TEMPO.CO, Jakarta - Polisi menangkap lima derek liar yang kerap beroperasi di jalan tol. Kepala Direktorat Reserse Kriminal Umum Komisaris Besar Krishna Murti mengatakan awak derek liar itu dikenakan pasal pidana tentang pemerasan. "Modusnya, mereka pura-pura membantu, tapi setelah itu meminta bayaran Rp 4 juta," kata Krishna, Jumat, 14 Agustus 2015. "Korban diancam jika tidak bersedia membayar."
Krishna mengatakan jajarannya terus menggelar operasi untuk menertibkan derek liar. Mobil derek hasil operasi akan dibawa ke Polda Metro Jaya untuk diperiksa. "Nanti kami tentukan ada tindak pidana atau tidak," ujarnya.

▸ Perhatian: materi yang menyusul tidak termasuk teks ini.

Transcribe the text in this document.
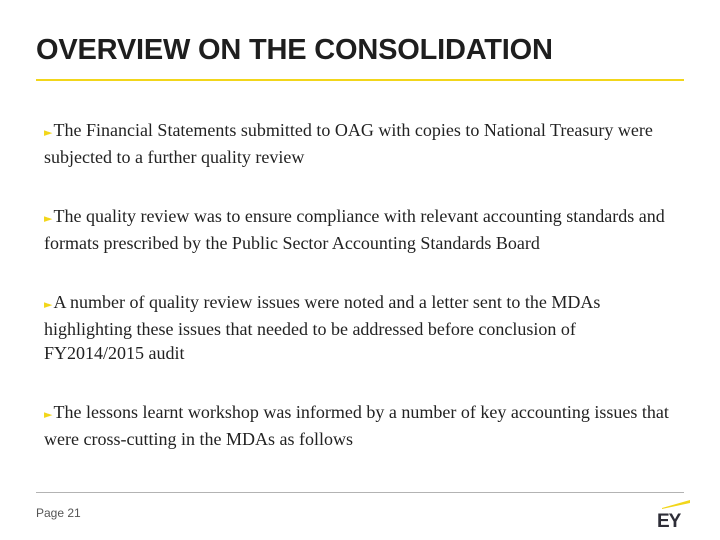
OVERVIEW ON THE CONSOLIDATION

►The Financial Statements submitted to OAG with copies to National Treasury were subjected to a further quality review

►The quality review was to ensure compliance with relevant accounting standards and formats prescribed by the Public Sector Accounting Standards Board

►A number of quality review issues were noted and a letter sent to the MDAs highlighting these issues that needed to be addressed before conclusion of FY2014/2015 audit

►The lessons learnt workshop was informed by a number of key accounting issues that were cross-cutting in the MDAs as follows

Page 21	EY
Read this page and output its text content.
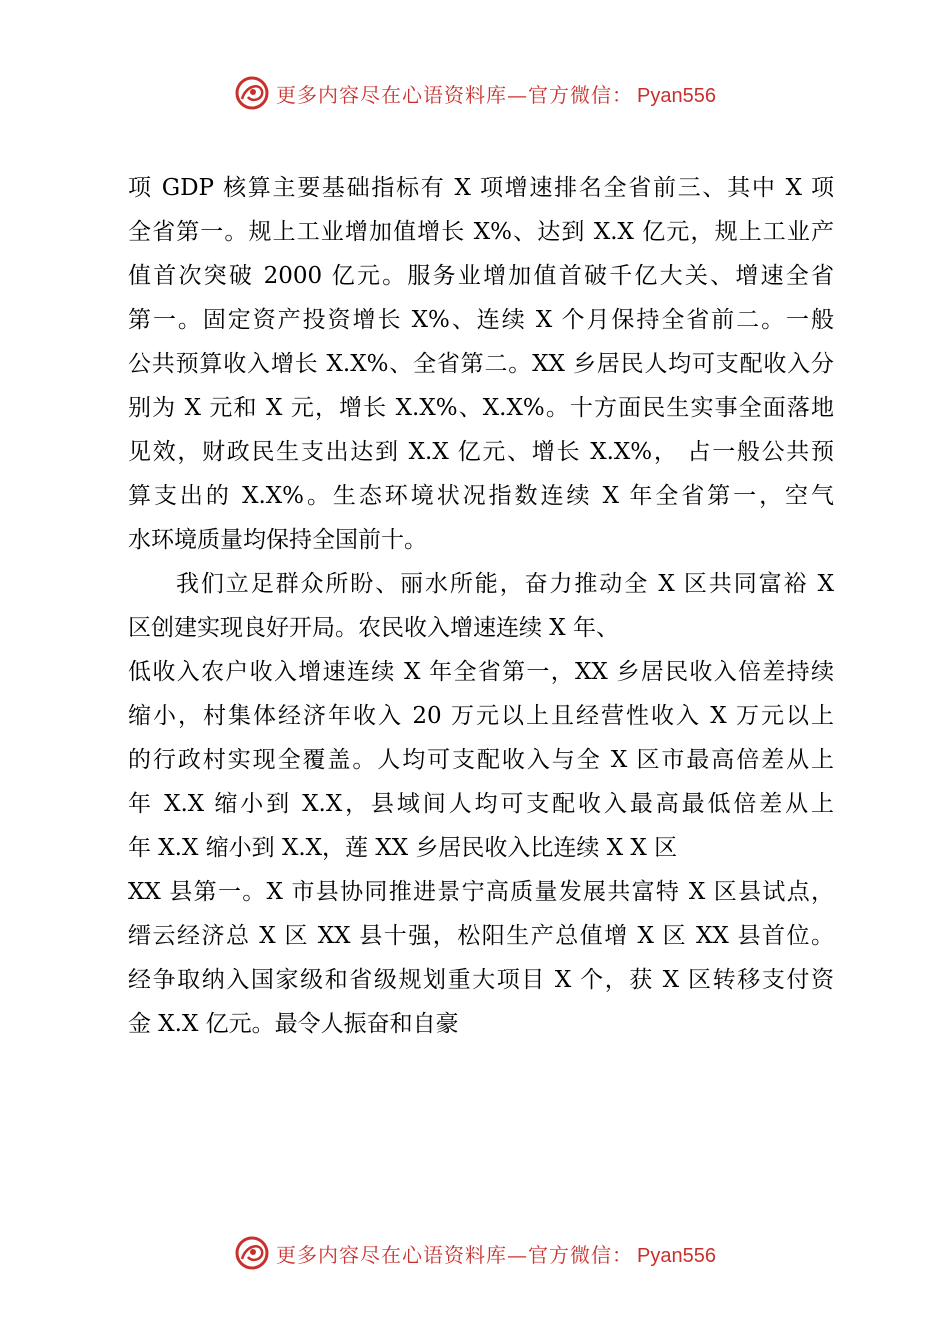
更多内容尽在心语资料库—官方微信： Pyan556
项 GDP 核算主要基础指标有 X 项增速排名全省前三、其中 X 项
全省第一。规上工业增加值增长 X%、达到 X.X 亿元，规上工业产
值首次突破 2000 亿元。服务业增加值首破千亿大关、增速全省
第一。固定资产投资增长 X%、连续 X 个月保持全省前二。一般
公共预算收入增长 X.X%、全省第二。XX 乡居民人均可支配收入分
别为 X 元和 X 元，增长 X.X%、X.X%。十方面民生实事全面落地
见效，财政民生支出达到 X.X 亿元、增长 X.X%， 占一般公共预
算支出的 X.X%。生态环境状况指数连续 X 年全省第一，空气
水环境质量均保持全国前十。
我们立足群众所盼、丽水所能，奋力推动全 X 区共同富裕 X
区创建实现良好开局。农民收入增速连续 X 年、
低收入农户收入增速连续 X 年全省第一，XX 乡居民收入倍差持续
缩小，村集体经济年收入 20 万元以上且经营性收入 X 万元以上
的行政村实现全覆盖。人均可支配收入与全 X 区市最高倍差从上
年 X.X 缩小到 X.X，县域间人均可支配收入最高最低倍差从上
年 X.X 缩小到 X.X，莲 XX 乡居民收入比连续 X X 区
XX 县第一。X 市县协同推进景宁高质量发展共富特 X 区县试点，
缙云经济总 X 区 XX 县十强，松阳生产总值增 X 区 XX 县首位。
经争取纳入国家级和省级规划重大项目 X 个，获 X 区转移支付资
金 X.X 亿元。最令人振奋和自豪
更多内容尽在心语资料库—官方微信： Pyan556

Krishna mengaku tak gentar menindak tegas derek liar yang ternyata dibekingi TNI-Polri itu. Menurut dia, tak ada istilah orang kuat dalam menegakkan hukum di wilayah DKI Jakarta. "Siapa pun di belakangnya, malah itu menjadi adrenalin sendiri bagi Polda Metro untuk mengungkap," tuturnya.
Kepala Subdirektorat Kendaraan Bermotor Ajun Komisaris Besar Djoko Purwadi mengatakan derek liar ini terbiasa “asal derek” kendaraan mogok. Mereka melakukan banyak cara, misalnya mencopot tangki bensin mobil saat melakukan pengecekan. "Mau tak mau korban berpikir lebih baik diderek," ucapnya.
Krishna mengatakan lima derek ini ditangkap di Jalan Daan Mogot, Jalan Iskandar Muda, dan Pesing. "Kendaraan ini punya perorangan," kata Djoko. Namun, kata dia, setiap derek merupakan satu jaringan yang saling mengenal satu sama lain.
Sopir derek yang ditangkap saat operasi, Rusli Hasibuan, 47 tahun, mengelak saat ditanya ihwal pemerasan dan pendapatan. "Saya enggak pernah meras, harga bergantung pada timer atau kesepakatan antara saya dan pengendara," ujarnya. Dalam satu kali derek, ia mengaku mematok tarif berkisar Rp 350-600 ribu.